Figure 1 AMPK modulates cell-cycle progression and cell growth.
Notes: Cell growth inhibition is mainly achieved by regulating one of the most well-known anabolic pathways, which involves mTORC1. AMPK activates TSC1/2 complex, leading to the downregulation of mTORC1, composed by mTOR itself and the associated protein, raptor. AMPK is also able to inactivate mTORC1 through the direct phosphorylation of raptor. In addition, AMPK blocks the activity of MDMX, thus leading to the stabilization of p53 and the subsequent cell-cycle arrest. Inhibitory phosphorylations are shown in red and activating phosphorylations in blue.
Abbreviation: AMPK, AMP-activated protein kinase.

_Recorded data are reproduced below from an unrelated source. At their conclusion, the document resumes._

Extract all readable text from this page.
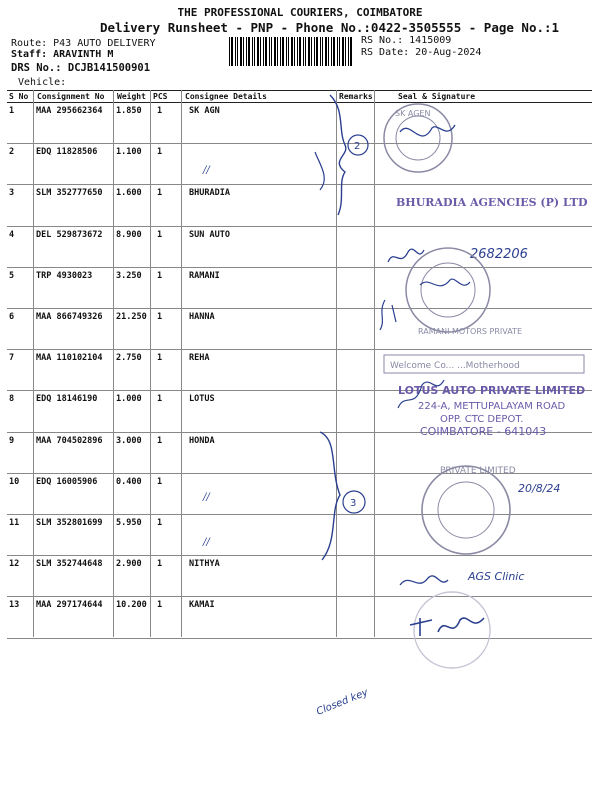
THE PROFESSIONAL COURIERS, COIMBATORE
Delivery Runsheet - PNP - Phone No.:0422-3505555 - Page No.:1
Route: P43 AUTO DELIVERY
Staff: ARAVINTH M
DRS No.: DCJB141500901
Vehicle:
RS No.: 1415009
RS Date: 20-Aug-2024
S No Consignment No Weight PCS Consignee Details	Remarks	Seal & Signature
1	MAA 295662364 1.850 1	SK AGN
2	EDQ 11828506 1.100 1
3	SLM 352777650 1.600 1	BHURADIA
4	DEL 529873672 8.900 1	SUN AUTO
5	TRP 4930023	3.250 1	RAMANI
6	MAA 866749326 21.250 1	HANNA
7	MAA 110102104 2.750 1	REHA
8	EDQ 18146190 1.000 1	LOTUS
9	MAA 704502896 3.000 1	HONDA
10 EDQ 16005906 0.400 1
11 SLM 352801699 5.950 1
12 SLM 352744648 2.900 1	NITHYA
13 MAA 297174644 10.200 1	KAMAI
2
3
//
//
//
SK AGEN
BHURADIA AGENCIES (P) LTD
2682206
RAMANI MOTORS PRIVATE
Welcome Co... ...Motherhood
LOTUS AUTO PRIVATE LIMITED
224-A, METTUPALAYAM ROAD
OPP. CTC DEPOT.
COIMBATORE - 641043
PRIVATE LIMITED
20/8/24
AGS Clinic
Closed key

Besides the regulation of cell growth and proliferation, mTORC1 suppresses the autophagic flux through the inhibition of uncoordinated 51-like kinase 1 (ULK1) complex.16 Autophagy is required for the breakdown of cellular organelles and the recycling of cellular components under nutrient deprivation, as well as for the selective clearance of damaged organelles. In contrast to the inhibitory regulation operated by mTORC1, a variety of experimental evidence demonstrated that AMPK promotes autophagy by direct phosphorylation of ULK1 at several serine residues (eg, Ser317, Ser555, and Ser777).17,18 AMPK-dependent stimulation of ULK1 complex seems to appear as a universal event for the induction of autophagy, as it occurs under different conditions such as nutrient starvation, hypoxia, and drug administration. This route of activation results in the promotion of not only nonselective autophagy (known as bulk autophagy) but also selective autophagy: for instance, AMPK triggers mitophagy through the phosphorylation of ULK1 during stress conditions, and this pathway is also required for the clearance of damaged mitochondria in physiopathological states.1924 In addition, recent data showed that AMPK phosphorylates Beclin1 at Ser91/94, and this event is essential for the induction of autophagy in nutrient stress response.25 An interesting study published by Sanchez et al sustains that AMPK also determines, at least in skeletal muscle, the FoxO3-dependent increase of autophagy-related proteins, such as LC3B, GABARAPL1, and Beclin1.26 Another research supports these findings, since AMPK directly activates FoxO3 transcription through the phosphorylation of different serine residues (eg, Ser413, Ser588).27 Collectively, these data highlight that AMPK drives autophagy at multiple levels (Figure 2).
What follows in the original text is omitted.